Le projet phare est sans aucun doute l’ouverture du MUCEM, le Musée des civilisations de l’Europe et de la Méditerranée. Le musée s’étend du Fort Saint-Jean, qui marque l’entrée du vieux port, à des nouveaux bâtiments reliés à la vieille forteresse par des passerelles à ciel ouvert qui surplombent des plans d’eau. Le tout est très impressionnant, mais j’avoue que j’étais un peu inquiet à propos de l’intérieur. Après tout, un musée sur les civilisations de la Méditerranée aurait pu être une ribambelle d’amphores en rang d’oignons et une collection de pots cassés datant de la Grèce antique. Mais heureusement, les responsables du musée ont pris le mot « civilisation » au sens large. Grâce à un mélange de peintures, sculptures et présentations audiovisuelles tous les sujets de la civilisation moderne sont abordés. Les droits de la personne, le mouvement féministe, le port du voile islamique, le printemps arabe, la guerre d’Algérie, l’immigration, la situation des Palestiniens, la guerre des Balkans, aucun sujet n’est occulté de peur de déranger. Il est rare qu’une visite de musée suscite autant d’émotion. Depuis son ouverture au printemps dernier, le musée a été très bien accueilli par les critiques et alors qu’il espérait recevoir trois mille visiteurs en 3 mois, il en a reçu un million. Profitons-en, car vu l’état financier de la France à l’heure actuelle, c’est sans doute le dernier grand projet culturel pour bien longtemps.

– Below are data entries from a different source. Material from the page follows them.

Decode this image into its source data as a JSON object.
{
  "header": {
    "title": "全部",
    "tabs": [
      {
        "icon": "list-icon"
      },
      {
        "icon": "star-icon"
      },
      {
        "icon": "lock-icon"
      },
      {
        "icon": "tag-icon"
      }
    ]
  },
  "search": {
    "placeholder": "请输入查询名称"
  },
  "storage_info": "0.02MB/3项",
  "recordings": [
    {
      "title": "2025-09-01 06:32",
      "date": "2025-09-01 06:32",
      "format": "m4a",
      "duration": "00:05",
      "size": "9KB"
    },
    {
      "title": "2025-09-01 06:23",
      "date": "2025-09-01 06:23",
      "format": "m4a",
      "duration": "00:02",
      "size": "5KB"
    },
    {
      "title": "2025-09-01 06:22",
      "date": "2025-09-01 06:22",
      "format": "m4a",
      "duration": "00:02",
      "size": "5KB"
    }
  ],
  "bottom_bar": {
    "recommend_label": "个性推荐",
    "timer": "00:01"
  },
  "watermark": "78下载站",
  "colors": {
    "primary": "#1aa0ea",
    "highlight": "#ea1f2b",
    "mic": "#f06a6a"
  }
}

Alors ? Marseille, le nouveau Barcelone ? On n’y est pas encore, mais ce n’est pas impossible. Marseille ne sera sans doute jamais une ville aseptisée entièrement tournée vers le tourisme. Tant mieux ! Mais si vous vous ennuyez à Cannes ou Puerto Vallarta, Marseille est peut-être pour vous. C’est une ville vraie, qui se découvre petit à petit. Les côtés sombres font partie du tout.